Next Monday marks the ‘official' start of summer but before we get there, I have a word or two (okay, more like five hundred) on this Sunday, which is Father’s Day (singular possessive rather than plural possessive while I wonder why it’s a possessive at all but that’s a rumination for another time).
Being my wife's spouse and our children's father are the two things I do best in my entire life and, between us, most days I am not all that good at either of them. My wife makes the former work for both of us.
As for the latter, I didn't take classes and while I yearned for an indeterminate probationary period, there was none. And nothing but on-the-job training. Speaking I suspect not only for myself, fatherhood is the hardest job I could ever love and despite what I believed while I was on the giving end, Dad is the highest compliment I can receive in the whole world.
Of course, all of us who are fathers have people to thank (especially our children without whom technically....) but I won't even try to list all the fathers whom I have had the good fortune to know because that list would go on forever.
True story from when our oldest, Patrick, was our only child. He, in his car seat in the back, and I are stopped at a traffic light (he is about three years old). I am waiting for the light to change. "You know what?" he asks me, "if Mom had married someone else, I would have a different father." Thanks for playing, indeed.

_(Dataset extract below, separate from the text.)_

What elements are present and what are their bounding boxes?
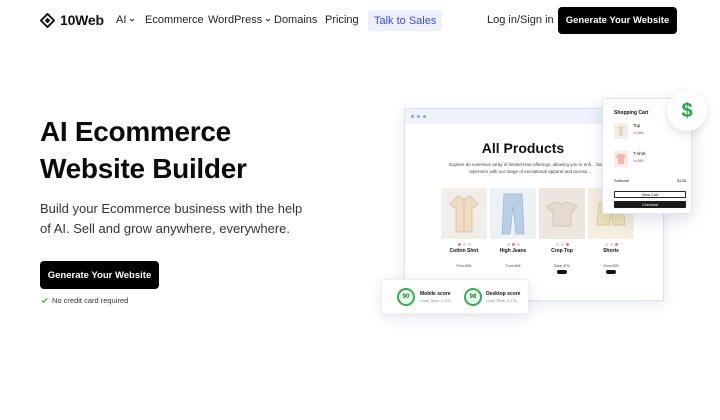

Father’s Day reminds me to pause and thank the father I argued and too often angrily fought with, whom I shared with my brothers and sisters. I recall an Amish saying that goes, “the older I get, the smarter my father becomes,” and realize its truth and it stings a little.
Damals: Patrick and his sister, Michelle or as Michelle likes to think of it, Michelle with her brother Patrick |
Admittedly as a dad, you can't do too much about skinned knees or first true loves that break hearts except tell yourself, and your child, 'this, too, shall pass' because you know it will even when they know it won't. All you can wish for your son or daughter is that they are well and happy, two conditions for which they, themselves are most responsible. I used to waste so much energy worrying about what I couldn’t give them, but they grew up never missing what they never had.
Today, both of our children are adults with lives very much their own and, I hope, have accepted that in his heart, their dotty, doting Dad, like all fathers, loves them maybe without always saying the words. And should/when they choose to have children of their own, I think/hope/pray they'll have good memories from their own childhood to draw upon and help them as parents.
Happy (early) Father’s Day to Dads everywhere.